A Session Window with Hard-Cap Safety
The ISL beacon's per-satellite pass. Events arrive while the satellite is overhead; the session closes when the satellite goes below the horizon (gap exceeds threshold) or, as a safety valve, when the session has been open for longer than a configured maximum.
use std::time::{Duration, Instant};
pub struct SessionWindow {
session_start: Instant,
last_event: Instant,
gap_timeout: Duration,
max_session: Duration,
events: Vec<Observation>,
}
impl SessionWindow {
pub fn new(first: Observation, gap_timeout: Duration, max_session: Duration) -> Self {
let now = Instant::now();
Self {
session_start: now,
last_event: now,
gap_timeout,
max_session,
events: vec![first],
}
}
/// Add an event to the session if the gap is acceptable. Returns
/// Err with the new event if the session has timed out and the
/// caller should start a fresh session.
pub fn try_add(&mut self, obs: Observation) -> Result<(), Observation> {
let now = Instant::now();
let gap_ok = now.duration_since(self.last_event) < self.gap_timeout;
let max_ok = now.duration_since(self.session_start) < self.max_session;
if gap_ok && max_ok {
self.last_event = now;
self.events.push(obs);
Ok(())
} else {
Err(obs)
}
}
pub fn close(self) -> Vec<Observation> { self.events }
pub fn open_duration(&self) -> Duration { self.last_event.duration_since(self.session_start) }
}The double-bound pattern (gap timeout AND max session duration) is the safety property that makes session windows production-safe. A gap-only design hits unbounded memory the first time a source emits without any gap (a stuck-open beacon, a misconfigured emitter); the max-session bound is the safety valve that always fires. The cost of the bound is occasional artificial session breaks for legitimately-long sessions — acceptable for SDA's beacon-pass use case (passes are bounded by orbital mechanics) and adjustable per use case. The session window operator is the third canonical shape; the SDA capstone uses sliding windows (the second shape), but the pattern generalizes.
Key Takeaways
- Window shape is a correctness decision, not a performance optimization. The four canonical shapes — tumbling (disjoint, fixed-size), hopping (overlapping, fixed-step), sliding (per-event), session (gap-defined) — each fit different question shapes. The conjunction-risk question fits sliding windows; aggregations fit tumbling; emit-on-cadence fits hopping; satellite-pass fits session.

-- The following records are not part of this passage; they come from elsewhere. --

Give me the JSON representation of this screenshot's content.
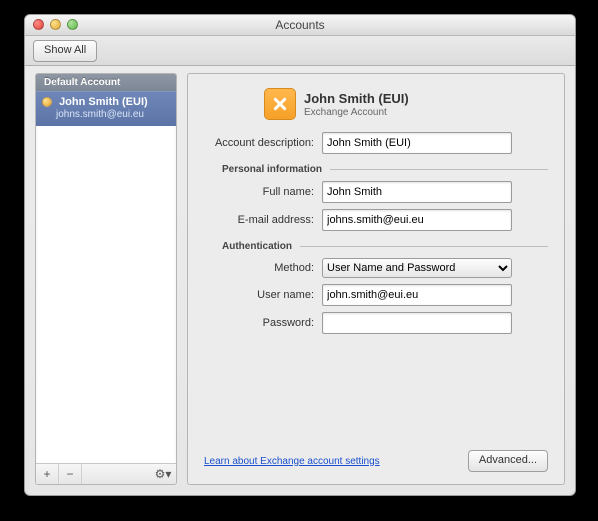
{
  "window": {
    "title": "Accounts"
  },
  "toolbar": {
    "show_all": "Show All"
  },
  "sidebar": {
    "group_label": "Default Account",
    "accounts": [
      {
        "name": "John Smith (EUI)",
        "email": "johns.smith@eui.eu"
      }
    ],
    "footer": {
      "add": "+",
      "remove": "−",
      "gear": "⚙▾"
    }
  },
  "detail": {
    "title": "John Smith (EUI)",
    "subtitle": "Exchange Account",
    "sections": {
      "personal": "Personal information",
      "auth": "Authentication"
    },
    "labels": {
      "description": "Account description:",
      "full_name": "Full name:",
      "email": "E-mail address:",
      "method": "Method:",
      "user_name": "User name:",
      "password": "Password:"
    },
    "values": {
      "description": "John Smith (EUI)",
      "full_name": "John Smith",
      "email": "johns.smith@eui.eu",
      "method": "User Name and Password",
      "user_name": "john.smith@eui.eu",
      "password": ""
    },
    "learn_link": "Learn about Exchange account settings",
    "advanced_btn": "Advanced..."
  }
}
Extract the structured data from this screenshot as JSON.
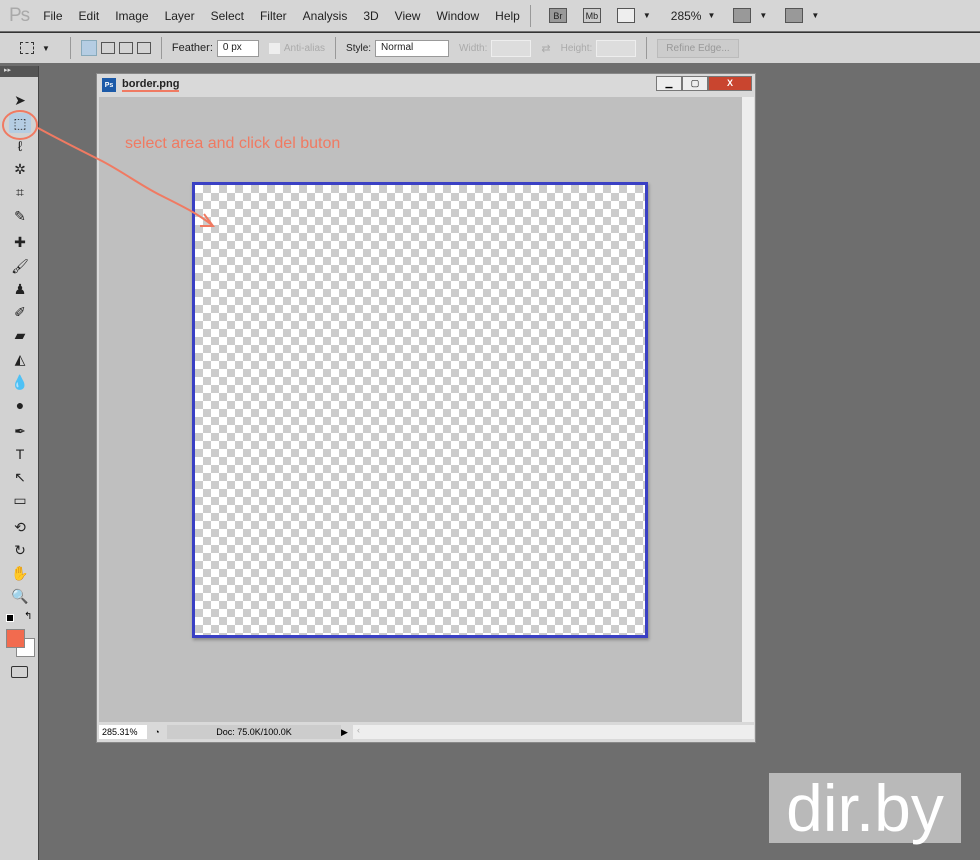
{
  "app": {
    "logo": "Ps"
  },
  "menu": [
    "File",
    "Edit",
    "Image",
    "Layer",
    "Select",
    "Filter",
    "Analysis",
    "3D",
    "View",
    "Window",
    "Help"
  ],
  "menubar_icons": {
    "bridge": "Br",
    "minibridge": "Mb",
    "zoom": "285%"
  },
  "options": {
    "feather_label": "Feather:",
    "feather_value": "0 px",
    "antialias": "Anti-alias",
    "style_label": "Style:",
    "style_value": "Normal",
    "width_label": "Width:",
    "height_label": "Height:",
    "refine": "Refine Edge..."
  },
  "tools": [
    "move-icon",
    "rect-marquee-icon",
    "lasso-icon",
    "magic-wand-icon",
    "crop-icon",
    "eyedropper-icon",
    "healing-brush-icon",
    "brush-icon",
    "clone-stamp-icon",
    "history-brush-icon",
    "eraser-icon",
    "paint-bucket-icon",
    "blur-icon",
    "dodge-icon",
    "pen-icon",
    "type-icon",
    "path-select-icon",
    "rectangle-icon",
    "3d-rotate-icon",
    "3d-orbit-icon",
    "hand-icon",
    "zoom-icon"
  ],
  "colors": {
    "foreground": "#f26b4f",
    "background": "#ffffff",
    "border": "#3a40c4",
    "annotation": "#f07a62"
  },
  "document": {
    "title": "border.png",
    "zoom": "285.31%",
    "doc_info": "Doc: 75.0K/100.0K"
  },
  "annotation": "select area and click del buton",
  "watermark": "dir.by"
}
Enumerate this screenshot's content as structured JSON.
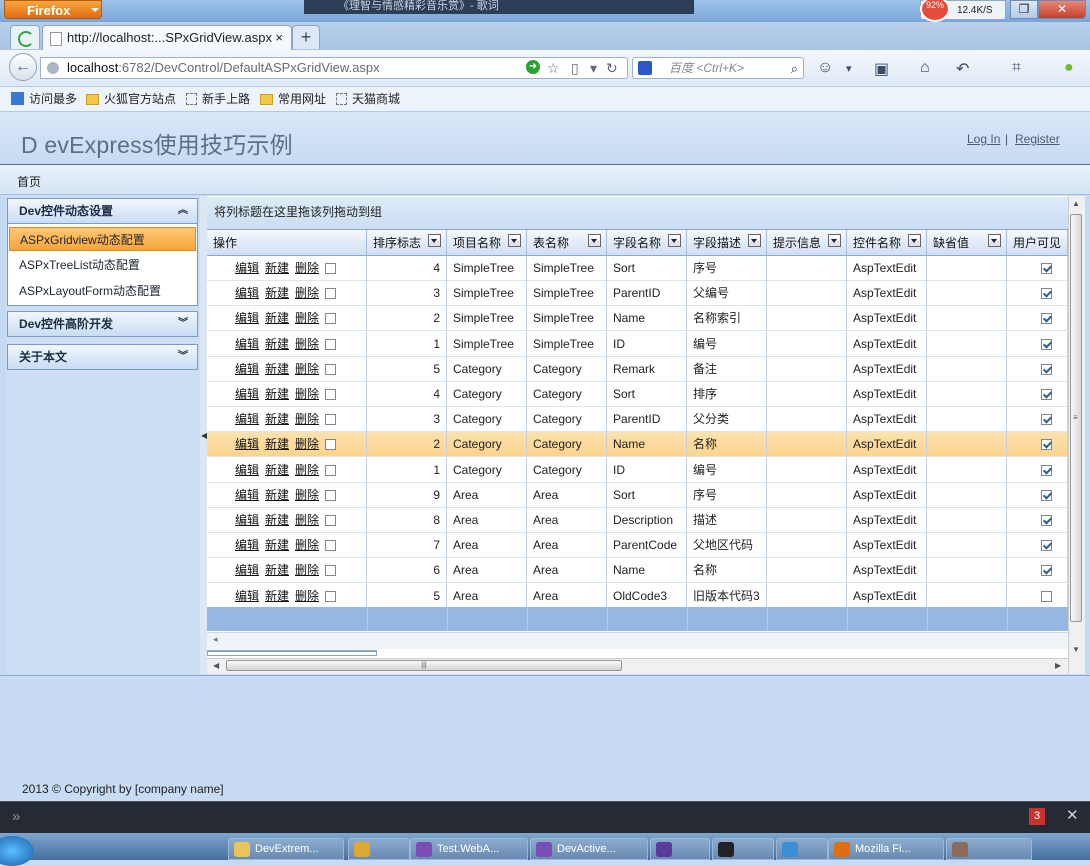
{
  "browser": {
    "app_button": "Firefox",
    "media_title": "《理智与情感精彩音乐赏》- 歌词",
    "speed": {
      "ring": "92%",
      "text": "12.4K/S"
    },
    "tab_title": "http://localhost:...SPxGridView.aspx",
    "tab_close": "×",
    "new_tab": "+",
    "url_host": "localhost",
    "url_path": ":6782/DevControl/DefaultASPxGridView.aspx",
    "search_placeholder": "百度 <Ctrl+K>",
    "bookmarks": [
      "访问最多",
      "火狐官方站点",
      "新手上路",
      "常用网址",
      "天猫商城"
    ]
  },
  "page": {
    "site_title": "D evExpress使用技巧示例",
    "login_label": "Log In",
    "separator": "|",
    "register_label": "Register",
    "menu_home": "首页",
    "copyright": "2013 © Copyright by [company name]"
  },
  "sidebar": {
    "group1": "Dev控件动态设置",
    "group1_items": [
      "ASPxGridview动态配置",
      "ASPxTreeList动态配置",
      "ASPxLayoutForm动态配置"
    ],
    "group2": "Dev控件高阶开发",
    "group3": "关于本文"
  },
  "grid": {
    "group_panel_text": "将列标题在这里拖该列拖动到组",
    "columns": [
      "操作",
      "排序标志",
      "项目名称",
      "表名称",
      "字段名称",
      "字段描述",
      "提示信息",
      "控件名称",
      "缺省值",
      "用户可见"
    ],
    "commands": {
      "edit": "编辑",
      "new": "新建",
      "delete": "删除"
    },
    "selected_row_index": 7,
    "rows": [
      {
        "sort": "4",
        "project": "SimpleTree",
        "table": "SimpleTree",
        "field": "Sort",
        "desc": "序号",
        "hint": "",
        "control": "AspTextEdit",
        "default": "",
        "visible": true
      },
      {
        "sort": "3",
        "project": "SimpleTree",
        "table": "SimpleTree",
        "field": "ParentID",
        "desc": "父编号",
        "hint": "",
        "control": "AspTextEdit",
        "default": "",
        "visible": true
      },
      {
        "sort": "2",
        "project": "SimpleTree",
        "table": "SimpleTree",
        "field": "Name",
        "desc": "名称索引",
        "hint": "",
        "control": "AspTextEdit",
        "default": "",
        "visible": true
      },
      {
        "sort": "1",
        "project": "SimpleTree",
        "table": "SimpleTree",
        "field": "ID",
        "desc": "编号",
        "hint": "",
        "control": "AspTextEdit",
        "default": "",
        "visible": true
      },
      {
        "sort": "5",
        "project": "Category",
        "table": "Category",
        "field": "Remark",
        "desc": "备注",
        "hint": "",
        "control": "AspTextEdit",
        "default": "",
        "visible": true
      },
      {
        "sort": "4",
        "project": "Category",
        "table": "Category",
        "field": "Sort",
        "desc": "排序",
        "hint": "",
        "control": "AspTextEdit",
        "default": "",
        "visible": true
      },
      {
        "sort": "3",
        "project": "Category",
        "table": "Category",
        "field": "ParentID",
        "desc": "父分类",
        "hint": "",
        "control": "AspTextEdit",
        "default": "",
        "visible": true
      },
      {
        "sort": "2",
        "project": "Category",
        "table": "Category",
        "field": "Name",
        "desc": "名称",
        "hint": "",
        "control": "AspTextEdit",
        "default": "",
        "visible": true
      },
      {
        "sort": "1",
        "project": "Category",
        "table": "Category",
        "field": "ID",
        "desc": "编号",
        "hint": "",
        "control": "AspTextEdit",
        "default": "",
        "visible": true
      },
      {
        "sort": "9",
        "project": "Area",
        "table": "Area",
        "field": "Sort",
        "desc": "序号",
        "hint": "",
        "control": "AspTextEdit",
        "default": "",
        "visible": true
      },
      {
        "sort": "8",
        "project": "Area",
        "table": "Area",
        "field": "Description",
        "desc": "描述",
        "hint": "",
        "control": "AspTextEdit",
        "default": "",
        "visible": true
      },
      {
        "sort": "7",
        "project": "Area",
        "table": "Area",
        "field": "ParentCode",
        "desc": "父地区代码",
        "hint": "",
        "control": "AspTextEdit",
        "default": "",
        "visible": true
      },
      {
        "sort": "6",
        "project": "Area",
        "table": "Area",
        "field": "Name",
        "desc": "名称",
        "hint": "",
        "control": "AspTextEdit",
        "default": "",
        "visible": true
      },
      {
        "sort": "5",
        "project": "Area",
        "table": "Area",
        "field": "OldCode3",
        "desc": "旧版本代码3",
        "hint": "",
        "control": "AspTextEdit",
        "default": "",
        "visible": false
      }
    ]
  },
  "devbar": {
    "error_count": "3"
  },
  "taskbar": {
    "items": [
      {
        "label": "DevExtrem...",
        "color": "#e8c45a"
      },
      {
        "label": "",
        "color": "#e0a830"
      },
      {
        "label": "Test.WebA...",
        "color": "#7a4fb5"
      },
      {
        "label": "DevActive...",
        "color": "#7a4fb5"
      },
      {
        "label": "",
        "color": "#5a3a9a"
      },
      {
        "label": "",
        "color": "#222222"
      },
      {
        "label": "",
        "color": "#3a8fd8"
      },
      {
        "label": "Mozilla Fi...",
        "color": "#e06d10"
      },
      {
        "label": "",
        "color": "#8a6a5a"
      }
    ]
  }
}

- The window operator does not decide its own close trigger. It consumes a watermark signal from upstream that says "no event with event_time ≤ X will arrive" and closes any window whose end ≤ X. This decouples the window's accumulation semantics from the close logic; Lesson 3 supplies the watermark.
- BTreeMap keyed on window end gives the close-up-to-watermark hot path O(log N) prefix iteration. Choose data structures whose hot-path operations are cheap; a HashMap with O(N) iteration is quietly catastrophic at scale.
- Sliding windows are bounded by the most-active key's event rate × W. Per-key deques with on-each-event front eviction keep memory always sized to the current window; no separate GC pass needed.
- Session windows need a hard maximum alongside the gap timeout. A gap-only design hits unbounded memory the first time a source streams continuously; the max-session bound is the safety valve.